When we investigated the persistence of humoral immunity, in the follow-up analysis of 6 months or more, we observed that anti-spike IgA levels were decreased in the severe plus critical groups compared to the first ≤30 days PSO (T1). These findings are in agreement with those observed by Fedele et al., who demonstrated that there was no decline in IgG levels but that anti-spike IgA decreased after 6 months of infection in mild/moderate and severe groups (53). In fact, humoral response kinetics revealed maintenance of levels in the mild group, with gradual reduction in moderate and severe plus critical groups, revealing loss of this maintenance of anti-NP antibodies, but with stability in the production of anti-spike and anti-RBD IgG antibodies. In the longitudinal antibody levels in the severe + critical group, we must consider that this robust result be related to the number of individuals recruited for another collection of blood in the recovery phase.

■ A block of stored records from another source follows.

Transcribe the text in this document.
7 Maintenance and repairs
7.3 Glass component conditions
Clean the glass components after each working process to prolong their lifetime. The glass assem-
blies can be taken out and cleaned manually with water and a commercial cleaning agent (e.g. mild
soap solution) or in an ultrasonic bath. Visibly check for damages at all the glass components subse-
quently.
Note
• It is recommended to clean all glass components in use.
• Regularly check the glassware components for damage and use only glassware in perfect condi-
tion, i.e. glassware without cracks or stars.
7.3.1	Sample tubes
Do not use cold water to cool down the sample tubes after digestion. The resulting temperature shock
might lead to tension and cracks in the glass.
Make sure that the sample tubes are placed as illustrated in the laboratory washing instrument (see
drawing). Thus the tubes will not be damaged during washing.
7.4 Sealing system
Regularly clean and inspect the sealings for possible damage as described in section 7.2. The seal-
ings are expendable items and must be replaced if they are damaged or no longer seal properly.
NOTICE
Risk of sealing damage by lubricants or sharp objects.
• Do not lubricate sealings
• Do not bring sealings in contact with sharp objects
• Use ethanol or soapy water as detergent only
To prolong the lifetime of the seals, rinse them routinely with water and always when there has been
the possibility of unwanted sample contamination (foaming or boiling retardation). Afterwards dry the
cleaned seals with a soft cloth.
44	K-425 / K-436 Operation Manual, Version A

Regarding the outcome of SARS-CoV-2 infection, ≤30 days PSO (T1), patients with COVID-19 admitted to the ICU, our analyses revealed a distinct pattern of antibody production, with higher levels of anti-NP IgG and IgA in the survival group, but anti-Spike and anti-RBD IgA had higher levels in the fatal group. In this context, it has been shown that increased levels of antibody in severe individuals may be related to the higher viral load and longer exposure to the virus in severe patients, suggesting that a higher viral load may induce greater antibody production (54–56). Considering that viremia decreases exponentially with the linear increase in Ct values obtained by RT-PCR, when we evaluated the Ct for SARS-CoV-2 and the antibody levels, we saw that the lower is the viremia, the higher are the anti-RBD IgG levels, the same occurring in the moderate and severe plus critical groups. A possible explanation for the control of viremia is the neutralization capacity of anti-RBD IgG and other antibody effector functions via Fc receptors described previously (57). A recent study performed with COVID-19 patients demonstrated that increased anti-spike IgG antibody levels were associated with the worst disease, suggesting that this profile can be explained by antibody-mediated immunopathology (50). The mechanism underling the association of high levels of anti-Spike and anti-RBD with severity and death should be further investigated.
Antibody levels, according to age, showed that individuals with 40-59 years produced higher levels of anti-NP IgM, anti-RBD and anti-spike IgA and individuals with 60 years or more showed less anti-NP IgG and IgA in the fatal group. Age is associated with an increase in the number of people who become seriously ill or die from COVID-19 since older people start to have complications from COVID-19 (53). Immunosenescence is associated with a reduced immune response capacity, either by dysfunction of the innate immune response, increase in inflammatory cytokines, or deficiency in the production of B cells; the repertoire of T-cell receptors are limited, and regulatory T-cells (Treg) are further efficient, among other changes in the distribution of immune cells (58–61).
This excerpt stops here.